The biggest discrepancy involves unemployment, which reached 8.9 percent last month. The White House sees the number declining to an average of 7.9 percent next year, well below the CBO’s 9 percent estimate and the blue chip 9.5 percent.’The (Obama) unemployment number is crazy,’ said Roberton Williams, senior fellow at the Urban Institute-Brookings Institution Tax Policy Center.

[. . .]

“Even using their . . . economic assumptions — which now appear to be out of date and overly optimistic — the administration never puts us on a stable path,” said Marc Goldwein, the policy director of the nonpartisan Committee for a Responsible Federal Budget.

When you look at these numbers and yesterday’s healthcare showmanship you get the sense that the Obama team has political plans — for attacking the other side, putting on press conferences and getting Democratic votes — but no substantive approach on the policy side to resolve the difficult problems we face. Frankly, these are smart people so they must understand that they haven’t begun to pay for any of this. And by being so extraordinarily dishonest with voters, they are only making the day of reckoning that much more difficult.

Rick Klein at The Note put it this way:

Can the game have really changed if we’re still playing the same game? The Obama White House has again shown it knows how to make a splash — even though we’re not sure yet exactly what’s in the pool at this watershed. (What’s better — a budget with no numbers, or a healthcare plan with no plans?) So far, President Obama has found perceptions to be easier to manage than realities.
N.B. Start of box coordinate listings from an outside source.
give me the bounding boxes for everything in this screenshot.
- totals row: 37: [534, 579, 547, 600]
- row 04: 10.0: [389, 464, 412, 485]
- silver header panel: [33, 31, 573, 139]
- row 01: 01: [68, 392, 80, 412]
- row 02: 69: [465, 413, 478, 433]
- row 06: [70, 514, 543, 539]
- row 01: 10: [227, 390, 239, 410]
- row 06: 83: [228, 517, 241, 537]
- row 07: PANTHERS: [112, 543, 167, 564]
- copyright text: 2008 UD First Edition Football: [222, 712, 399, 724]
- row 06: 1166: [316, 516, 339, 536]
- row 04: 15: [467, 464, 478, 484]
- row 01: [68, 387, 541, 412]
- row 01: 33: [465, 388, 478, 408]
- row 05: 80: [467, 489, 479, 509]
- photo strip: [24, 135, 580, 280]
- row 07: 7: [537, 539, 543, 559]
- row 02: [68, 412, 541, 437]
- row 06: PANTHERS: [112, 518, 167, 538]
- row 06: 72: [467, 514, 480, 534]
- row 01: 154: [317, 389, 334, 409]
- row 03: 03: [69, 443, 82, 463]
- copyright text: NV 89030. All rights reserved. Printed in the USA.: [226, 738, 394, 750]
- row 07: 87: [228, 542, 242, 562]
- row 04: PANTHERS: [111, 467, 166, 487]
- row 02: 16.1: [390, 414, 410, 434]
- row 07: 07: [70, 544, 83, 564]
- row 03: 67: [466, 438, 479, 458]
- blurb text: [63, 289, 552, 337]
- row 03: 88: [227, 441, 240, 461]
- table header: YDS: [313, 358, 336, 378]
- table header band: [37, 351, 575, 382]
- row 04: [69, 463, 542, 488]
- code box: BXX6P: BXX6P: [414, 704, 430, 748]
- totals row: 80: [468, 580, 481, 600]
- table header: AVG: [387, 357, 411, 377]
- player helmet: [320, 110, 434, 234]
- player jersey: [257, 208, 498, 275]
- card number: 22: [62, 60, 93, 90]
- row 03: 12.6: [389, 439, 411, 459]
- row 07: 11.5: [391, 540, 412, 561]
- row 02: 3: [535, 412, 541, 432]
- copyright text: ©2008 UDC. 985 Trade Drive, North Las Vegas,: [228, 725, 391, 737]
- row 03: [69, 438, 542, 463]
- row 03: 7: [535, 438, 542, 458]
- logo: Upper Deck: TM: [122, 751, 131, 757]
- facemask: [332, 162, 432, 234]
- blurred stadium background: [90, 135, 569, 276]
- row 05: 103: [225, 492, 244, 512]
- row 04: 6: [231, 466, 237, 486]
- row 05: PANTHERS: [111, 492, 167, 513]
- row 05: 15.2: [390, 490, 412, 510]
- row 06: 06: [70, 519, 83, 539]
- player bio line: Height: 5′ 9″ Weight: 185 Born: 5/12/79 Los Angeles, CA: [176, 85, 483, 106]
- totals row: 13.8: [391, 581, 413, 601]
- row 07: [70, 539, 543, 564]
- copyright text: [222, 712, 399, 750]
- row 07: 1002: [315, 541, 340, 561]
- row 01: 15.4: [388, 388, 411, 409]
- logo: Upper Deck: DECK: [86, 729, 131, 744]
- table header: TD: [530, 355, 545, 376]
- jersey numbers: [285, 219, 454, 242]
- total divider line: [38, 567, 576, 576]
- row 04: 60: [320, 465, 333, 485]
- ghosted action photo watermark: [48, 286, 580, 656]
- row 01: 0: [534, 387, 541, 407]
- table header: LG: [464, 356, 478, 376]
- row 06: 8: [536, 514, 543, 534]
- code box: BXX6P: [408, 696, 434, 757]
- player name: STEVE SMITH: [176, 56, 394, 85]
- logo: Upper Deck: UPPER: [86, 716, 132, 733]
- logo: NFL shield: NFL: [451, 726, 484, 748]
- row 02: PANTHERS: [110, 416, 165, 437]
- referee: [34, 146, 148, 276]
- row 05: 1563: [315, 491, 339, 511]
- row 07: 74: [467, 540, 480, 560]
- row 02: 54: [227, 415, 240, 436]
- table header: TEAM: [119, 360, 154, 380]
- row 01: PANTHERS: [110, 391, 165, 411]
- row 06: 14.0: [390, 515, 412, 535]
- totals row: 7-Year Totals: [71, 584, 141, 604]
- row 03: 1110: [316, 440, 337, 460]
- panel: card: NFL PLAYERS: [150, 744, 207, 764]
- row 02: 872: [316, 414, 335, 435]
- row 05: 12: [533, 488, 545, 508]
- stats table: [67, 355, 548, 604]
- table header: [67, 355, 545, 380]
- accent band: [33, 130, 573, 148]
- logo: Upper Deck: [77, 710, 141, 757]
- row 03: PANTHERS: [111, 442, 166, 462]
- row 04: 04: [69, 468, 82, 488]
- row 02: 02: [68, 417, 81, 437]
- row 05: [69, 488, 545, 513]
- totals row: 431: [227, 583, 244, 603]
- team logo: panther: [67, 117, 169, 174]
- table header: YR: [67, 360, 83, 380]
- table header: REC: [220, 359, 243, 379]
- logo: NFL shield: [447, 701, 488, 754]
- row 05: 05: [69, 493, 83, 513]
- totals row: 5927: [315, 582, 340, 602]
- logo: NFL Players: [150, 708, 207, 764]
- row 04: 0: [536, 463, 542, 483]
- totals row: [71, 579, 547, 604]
You want fiscal discipline? The deficit just grew by more than those proposed budget savings. Economic recovery? Jobs are already being created by the stimulus — still not nearly as fast as they’re being lost, mind you. Healthcare reform? We’ll always have that photo-op . . . (And if Team Obama really had much more than that right now, might we be getting it?)

I don’t know how the Obama team intends to avoid the inevitable math. It is one thing to convince huge Democratic majorities to vote for cotton candy budgets and fantasyland healthcare ( by saying it all pays for itself). But after the photo ops and dog-and-pony summits this will entail governing. You have to pay for it, and you have to eventually face the music. One senses the Obama team has no idea how and when they’re going to do all that.